On the strength of these, Radcliffe was offered the unprecedented sum of £500 (at a time when many novelists were lucky to get £10) for her fourth and longest novel, The Mysteries of Udolpho (1794). It begins with a l-e-i-s-u-r-e-l-y account of a sightseeing trip through southern France undertaken in 1584 by Emily St. Aubin and her ailing father, who soon dies and leaves her in the hands of an odious aunt (who needs a huge falling helmet to crush her to death). The aunt makes a bad marriage with a visiting Italian count named Montoni, who takes them back to Venice and then to his castle at Udolpho in northern Italy, forcing Emily to abandon her beloved, a local aristocrat named Valancourt. Rumors of the mysterious death of the castle’s previous owner, along with spooky shenanigans, drive Emily to distraction, causing the narrator to tut-tut: “It was lamentable that her excellent understanding should have yielded, even for a moment, to the reveries of superstition, or rather to those starts of imagination which deceive the senses into what can be called nothing less than momentary madness” (1.10).

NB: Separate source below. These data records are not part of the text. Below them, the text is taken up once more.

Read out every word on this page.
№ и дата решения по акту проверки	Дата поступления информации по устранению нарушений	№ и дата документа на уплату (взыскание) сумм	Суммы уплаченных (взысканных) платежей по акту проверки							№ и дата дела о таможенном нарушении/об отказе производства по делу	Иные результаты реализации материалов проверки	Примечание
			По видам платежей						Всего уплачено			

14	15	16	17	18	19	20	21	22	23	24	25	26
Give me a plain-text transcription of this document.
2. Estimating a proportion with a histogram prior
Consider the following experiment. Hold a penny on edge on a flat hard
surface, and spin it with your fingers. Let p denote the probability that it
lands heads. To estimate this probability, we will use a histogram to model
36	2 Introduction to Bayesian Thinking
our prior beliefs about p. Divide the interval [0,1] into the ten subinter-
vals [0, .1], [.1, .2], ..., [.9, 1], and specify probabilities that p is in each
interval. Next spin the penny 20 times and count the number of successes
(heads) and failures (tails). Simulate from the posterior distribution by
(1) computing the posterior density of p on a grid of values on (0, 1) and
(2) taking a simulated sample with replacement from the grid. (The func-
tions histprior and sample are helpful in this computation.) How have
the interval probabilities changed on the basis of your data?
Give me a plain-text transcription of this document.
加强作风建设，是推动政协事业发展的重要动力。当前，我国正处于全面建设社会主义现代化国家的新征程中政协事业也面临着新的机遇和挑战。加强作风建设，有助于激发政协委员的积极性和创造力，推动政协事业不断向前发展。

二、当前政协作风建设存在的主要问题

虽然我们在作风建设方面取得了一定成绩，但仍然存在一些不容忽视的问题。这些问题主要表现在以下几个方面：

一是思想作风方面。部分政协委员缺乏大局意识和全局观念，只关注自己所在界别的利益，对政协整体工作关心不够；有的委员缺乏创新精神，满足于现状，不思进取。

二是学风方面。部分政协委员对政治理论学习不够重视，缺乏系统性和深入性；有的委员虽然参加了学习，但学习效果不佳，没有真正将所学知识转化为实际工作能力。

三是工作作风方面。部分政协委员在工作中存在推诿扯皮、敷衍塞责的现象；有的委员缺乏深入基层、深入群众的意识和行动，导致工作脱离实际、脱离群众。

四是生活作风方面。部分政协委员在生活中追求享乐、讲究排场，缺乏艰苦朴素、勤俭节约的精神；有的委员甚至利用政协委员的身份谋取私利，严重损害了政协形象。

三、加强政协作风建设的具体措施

After Emily’s aunt dies, Montoni turns his horrid attention to her—nothing sexual; he just wants the property she has now inherited—and eventually Emily is able to escape from Udolpho with the help of her servants. She returns to France only to confront further mysteries and paranormal activity in a haunted château, and where she learns that, while she was away, Valancourt went on a wild spree in Paris (cf. Saint Preux in Julie). Her sense of decorum and propriety forces her to break off their engagement, to the exasperation of her old nurse: “Dear dear! to see how some people fling away their happiness, and then cry and lament about it, just as if it was not their own doing, and as if there was more pleasure in wailing and weeping then in being at peace” (4.14)—which may register Radcliffe’s impatience with the sentimental genre that she otherwise adapts. Predictably, all mysteries are cleared up, Valancourt’s reputation is restored, and they marry and move back into her beloved father’s home.